Bei einer Stichtagsinventur hingegen werden Warengruppen zu einem bestimmten Datum inventiert. Oft gibt es den Fall, dass etwa Schütten-Artikel, die für Konsumenten „angenehm herumliegen und einfach mitgenommen werden können“, öfter gezählt werden müssen, als Produkte, die selten verkauft werden.

Die Jahresinventur hingegen ist immer eine Komplettinventur, die zu einem bestimmten Stichtag pro Lagerort durchgeführt wird. Das wird überwiegend nahe dem Wirtschaftsjahresende gemacht, da die Inventur auch für die Bilanz relevant ist.

In der Auswertung einer Inventur werden Differenzen erkannt und z.B. Fehler beim Wareneingang korrigiert, wenn etwa für ein Produkte zu viel und ein anderes Produkt zu wenig gebucht wurde.

Weiter können Abwertungen nach Alter der Ware und pro Warengruppe oder Lieferant durchgeführt werden, um hier einen Bilanztechnisch richtigen Lagerwert darzustellen.

Die Durchführung der Inventur selbst kann über ein klassische Zählliste gemacht werden. Zuverlässiger ist die Inventur per Eingabegerät: das kann ein PC, ein Notebook oder auch ein mobiles Datenerfassungsgerät (MDE) sein, mit dem Artikel gescannt und Stückzahlen erfasst werden.

Wareneingang

Anlieferung, Warenkontrolle, Rechnungsprüfung

Der Wareneingang besteht zum einen aus der Warenkontrolle (Optisch, Qualitativ) und anschließend dem Verbuchen der korrekten Stückzahlen auf die richtigen Lager. Nach der Zubuchung erfolgt die Rechnungsprüfung, hier kann sehr einfach und schnell kontrolliert werden, ob die vereinbarte Preise auch verrechnet wurden.

Verkauf

Aktionsplanung

In jedem Unternehmen ist es wichtig, dass der Verkauf organisiert ist. Hier gibt es verschiedene Punkte. Einerseits ist die Aktionsplanung zu nennen, in der Produkte für spezielle Aktionen definiert werden Ob Mengenpreise oder spezifische Kundengruppenpreise oder auf Datum begrenzte Preis – alle Aktionen werden in das System eingepflegt und im Verkauf dann automatisch berücksichtigt.

Kundendatenmanagement

Ebenso wichtig im Verkauf ist das Kundendatenmanagement oder die Kundenverwaltung. Jeder einzelne Kunde kann erfasst werden und auf Knopfdruck besteht ein Überblick aller Stammdaten, und Informationen über was dieser Kunde gekauft hat, welche Rechnungen noch offen sind oder was ihm angeboten wurde.

Retouren

Auch Rücksendungen müssen verwaltet werden: Es kann auch sein, dass ein Kunde etwas rücksendet. Das ist besonders im E-Commerce Bereich ein häufiges Thema, aber auch im tagtäglichen Geschäft müssen zurückgenommen Produkte korrekt wieder als Retoure gebucht werden.

Verkäufer & Vertreter

Mitarbeiter und Verkäufer können in der Software verwaltet werden. Im Controlling sind diese Informationen zu den Umsätzen und Aktivitäten von allen Mitarbeitern, Verkäufern und Vertretern ein wertvolles Werkzeug für zielgerichtetes und steuerndes Eingreifen.
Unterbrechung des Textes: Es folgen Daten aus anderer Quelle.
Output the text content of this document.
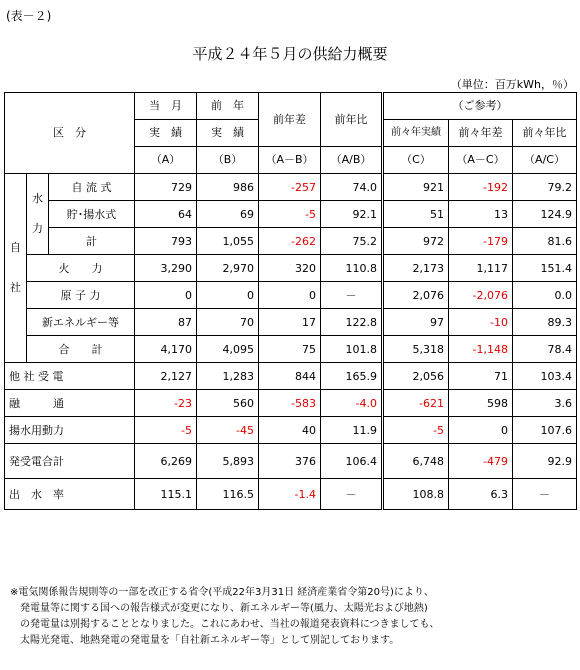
(表－２)
平成２４年５月の供給力概要
（単位：百万kWh，％）
区　分			当　月	前　年	前年差	前年比	（ご参考）		
			実　績	実　績			前々年実績	前々年差	前々年比
			（A）	（B）	（A－B）	（A/B）	（C）	（A－C）	（A/C）
自
社	水
力	自 流 式	729	986	-257	74.0	921	-192	79.2
		貯･揚水式	64	69	-5	92.1	51	13	124.9
		計	793	1,055	-262	75.2	972	-179	81.6
	火　　力		3,290	2,970	320	110.8	2,173	1,117	151.4
	原 子 力		0	0	0	－	2,076	-2,076	0.0
	新エネルギー等		87	70	17	122.8	97	-10	89.3
	合　　計		4,170	4,095	75	101.8	5,318	-1,148	78.4
他 社 受 電			2,127	1,283	844	165.9	2,056	71	103.4
融　　　通			-23	560	-583	-4.0	-621	598	3.6
揚水用動力			-5	-45	40	11.9	-5	0	107.6
発受電合計			6,269	5,893	376	106.4	6,748	-479	92.9
出　水　率			115.1	116.5	-1.4	－	108.8	6.3	－
※電気関係報告規則等の一部を改正する省令(平成22年3月31日 経済産業省令第20号)により、
　発電量等に関する国への報告様式が変更になり、新エネルギー等(風力、太陽光および地熱)
　の発電量は別掲することとなりました。これにあわせ、当社の報道発表資料につきましても、
　太陽光発電、地熱発電の発電量を「自社新エネルギー等」として別記しております。
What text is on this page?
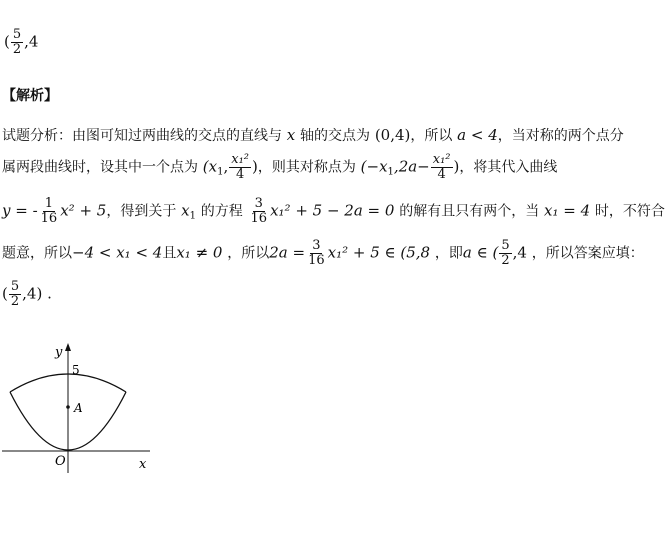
( $\frac{5}{2} ,4$
【解析】
试题分析：由图可知过两曲线的交点的直线与 x 轴的交点为 (0,4)，所以 a < 4，当对称的两个点分
属两段曲线时，设其中一个点为 ($x_1$, $\frac{\text{x₁²}}{4}$ )，则其对称点为 ($-x_1,2a- \frac{\text{x₁²}}{4}$ )，将其代入曲线
y = - $\frac{1}{16} x^2 + 5$，得到关于 $x_1$ 的方程 $\frac{3}{16} x_1^2 + 5 - 2a = 0$ 的解有且只有两个，当 x₁ = 4 时，不符合
题意，所以−4 < x₁ < 4且x₁ ≠ 0 ，所以$2a = \frac{3}{16} x_1^2 + 5$ ∈ (5,8 ，即a ∈ ( $\frac{5}{2} ,4$ ，所以答案应填：
( $\frac{5}{2} ,4$) .
A
y
x
O
5
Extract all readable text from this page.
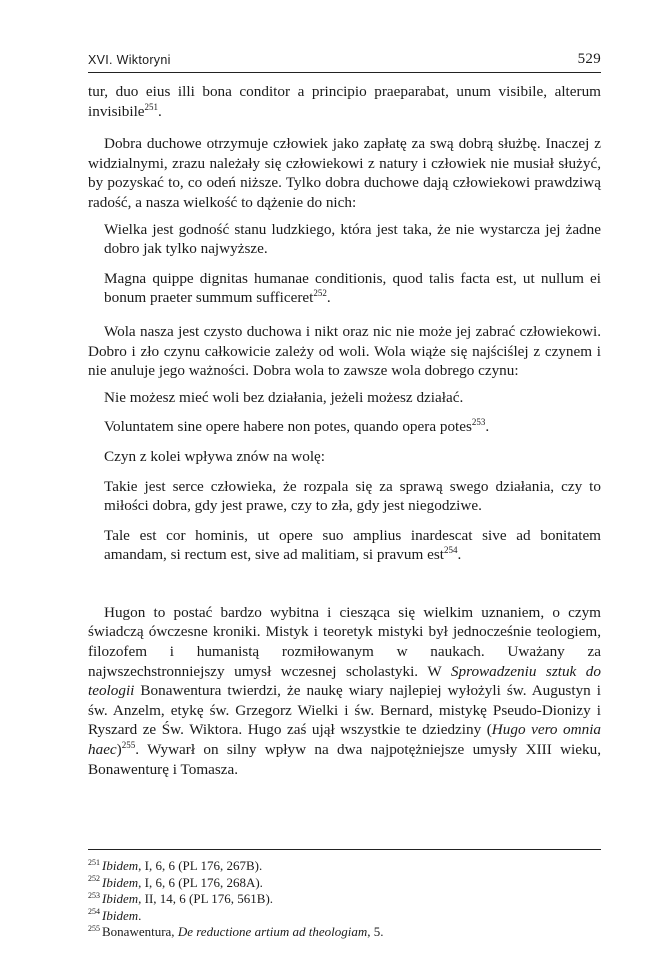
XVI. Wiktoryni	529

tur, duo eius illi bona conditor a principio praeparabat, unum visibile, alterum invisibile$^{251}$.

Dobra duchowe otrzymuje człowiek jako zapłatę za swą dobrą służbę. Inaczej z widzialnymi, zrazu należały się człowiekowi z natury i człowiek nie musiał służyć, by pozyskać to, co odeń niższe. Tylko dobra duchowe dają człowiekowi prawdziwą radość, a nasza wielkość to dążenie do nich:

Wielka jest godność stanu ludzkiego, która jest taka, że nie wystarcza jej żadne dobro jak tylko najwyższe.

Magna quippe dignitas humanae conditionis, quod talis facta est, ut nullum ei bonum praeter summum sufficeret$^{252}$.

Wola nasza jest czysto duchowa i nikt oraz nic nie może jej zabrać człowiekowi. Dobro i zło czynu całkowicie zależy od woli. Wola wiąże się najściślej z czynem i nie anuluje jego ważności. Dobra wola to zawsze wola dobrego czynu:

Nie możesz mieć woli bez działania, jeżeli możesz działać.

Voluntatem sine opere habere non potes, quando opera potes$^{253}$.

Czyn z kolei wpływa znów na wolę:

Takie jest serce człowieka, że rozpala się za sprawą swego działania, czy to miłości dobra, gdy jest prawe, czy to zła, gdy jest niegodziwe.

Tale est cor hominis, ut opere suo amplius inardescat sive ad bonitatem amandam, si rectum est, sive ad malitiam, si pravum est$^{254}$.

Hugon to postać bardzo wybitna i ciesząca się wielkim uznaniem, o czym świadczą ówczesne kroniki. Mistyk i teoretyk mistyki był jednocześnie teologiem, filozofem i humanistą rozmiłowanym w naukach. Uważany za najwszechstronniejszy umysł wczesnej scholastyki. W Sprowadzeniu sztuk do teologii Bonawentura twierdzi, że naukę wiary najlepiej wyłożyli św. Augustyn i św. Anzelm, etykę św. Grzegorz Wielki i św. Bernard, mistykę Pseudo-Dionizy i Ryszard ze Św. Wiktora. Hugo zaś ujął wszystkie te dziedziny (Hugo vero omnia haec)$^{255}$. Wywarł on silny wpływ na dwa najpotężniejsze umysły XIII wieku, Bonawenturę i Tomasza.

$^{251}$ Ibidem, I, 6, 6 (PL 176, 267B).
$^{252}$ Ibidem, I, 6, 6 (PL 176, 268A).
$^{253}$ Ibidem, II, 14, 6 (PL 176, 561B).
$^{254}$ Ibidem.
$^{255}$ Bonawentura, De reductione artium ad theologiam, 5.
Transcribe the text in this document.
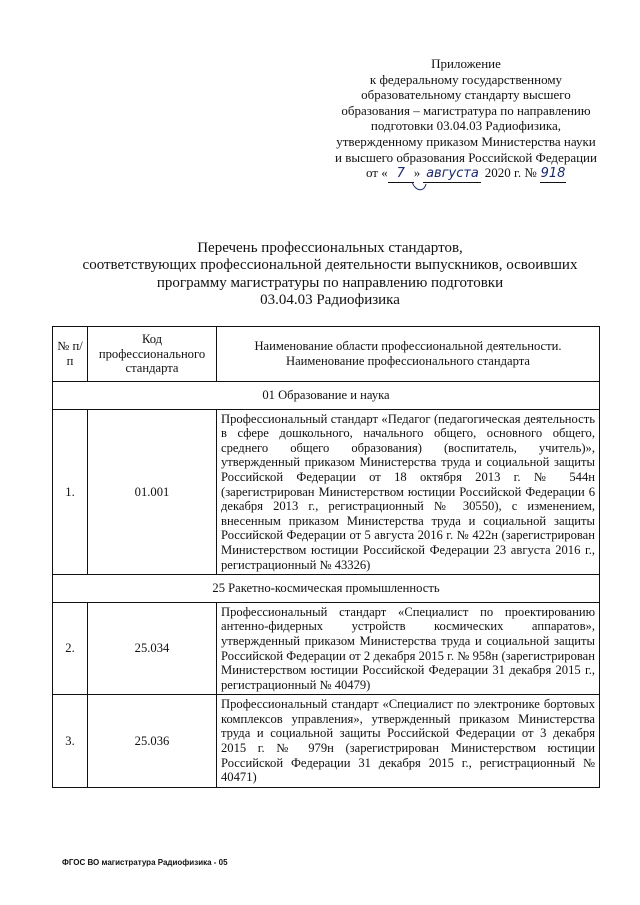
Приложение
к федеральному государственному
образовательному стандарту высшего
образования – магистратура по направлению
подготовки 03.04.03 Радиофизика,
утвержденному приказом Министерства науки
и высшего образования Российской Федерации
от « 7 » августа 2020 г. № 918
Перечень профессиональных стандартов,
соответствующих профессиональной деятельности выпускников, освоивших
программу магистратуры по направлению подготовки
03.04.03 Радиофизика
№ п/п	Код профессионального стандарта	Наименование области профессиональной деятельности. Наименование профессионального стандарта
01 Образование и наука		
1.	01.001	Профессиональный стандарт «Педагог (педагогическая деятельность в сфере дошкольного, начального общего, основного общего, среднего общего образования) (воспитатель, учитель)», утвержденный приказом Министерства труда и социальной защиты Российской Федерации от 18 октября 2013 г. № 544н (зарегистрирован Министерством юстиции Российской Федерации 6 декабря 2013 г., регистрационный № 30550), с изменением, внесенным приказом Министерства труда и социальной защиты Российской Федерации от 5 августа 2016 г. № 422н (зарегистрирован Министерством юстиции Российской Федерации 23 августа 2016 г., регистрационный № 43326)
25 Ракетно-космическая промышленность		
2.	25.034	Профессиональный стандарт «Специалист по проектированию антенно-фидерных устройств космических аппаратов», утвержденный приказом Министерства труда и социальной защиты Российской Федерации от 2 декабря 2015 г. № 958н (зарегистрирован Министерством юстиции Российской Федерации 31 декабря 2015 г., регистрационный № 40479)
3.	25.036	Профессиональный стандарт «Специалист по электронике бортовых комплексов управления», утвержденный приказом Министерства труда и социальной защиты Российской Федерации от 3 декабря 2015 г. № 979н (зарегистрирован Министерством юстиции Российской Федерации 31 декабря 2015 г., регистрационный № 40471)
ФГОС ВО магистратура Радиофизика - 05
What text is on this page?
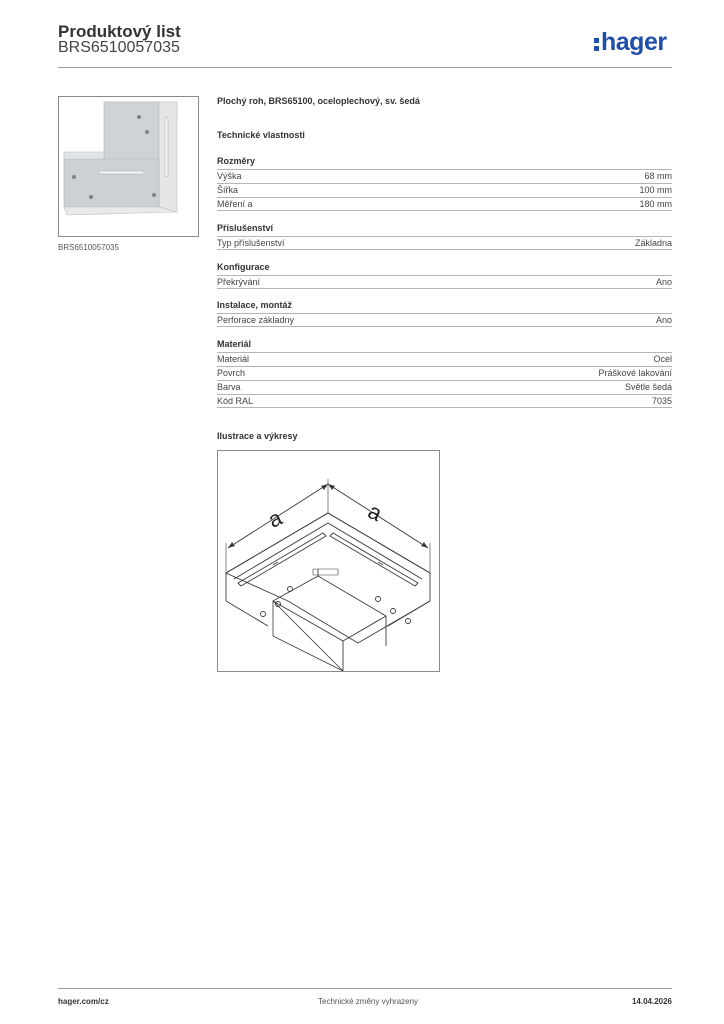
Produktový list
BRS6510057035	hager
BRS6510057035
Plochý roh, BRS65100, oceloplechový, sv. šedá
Technické vlastnosti
Rozměry
Výška	68 mm
Šířka	100 mm
Měření a	180 mm
Příslušenství
Typ příslušenství	Základna
Konfigurace
Překrývání	Ano
Instalace, montáž
Perforace základny	Ano
Materiál
Materiál	Ocel
Povrch	Práškové lakování
Barva	Světle šedá
Kód RAL	7035
Ilustrace a výkresy
a	a
hager.com/cz	Technické změny vyhrazeny	14.04.2026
Speziell im Verkaufsbereich ist es wichtig, eine Webshop-Anbindung zu bedenken, da ein Online-Shop im Grunde wie ein Verkäufer gehandhabt werden kann.

Anbindung Webshop & Kassensystem

Neben dem Webshop ist das Kassensystem für den stationären Handel ein wesentlicher Faktor. Hier passiert der Warenaustausch, der Verkauf und die gesamte Erfassung aller Daten. Umso wichtiger, dass in der Kasse alles reibungslos funktioniert.

Warenausgang

Im Warenausgang wird die Ware für den Versand vorbereitet. Nach dem Verkauf wird dort die Ware kommissioniert, d.h. die entsprechenden Produkte und Artikel werden im Lager eingesammelt, verpackt und für den Versand an den Kunden vorbereitet. Hier erfolgt eine Warenausgangskontrolle und eine Versandabwicklung, die über Schnittstellen auch automatisiert werden kann.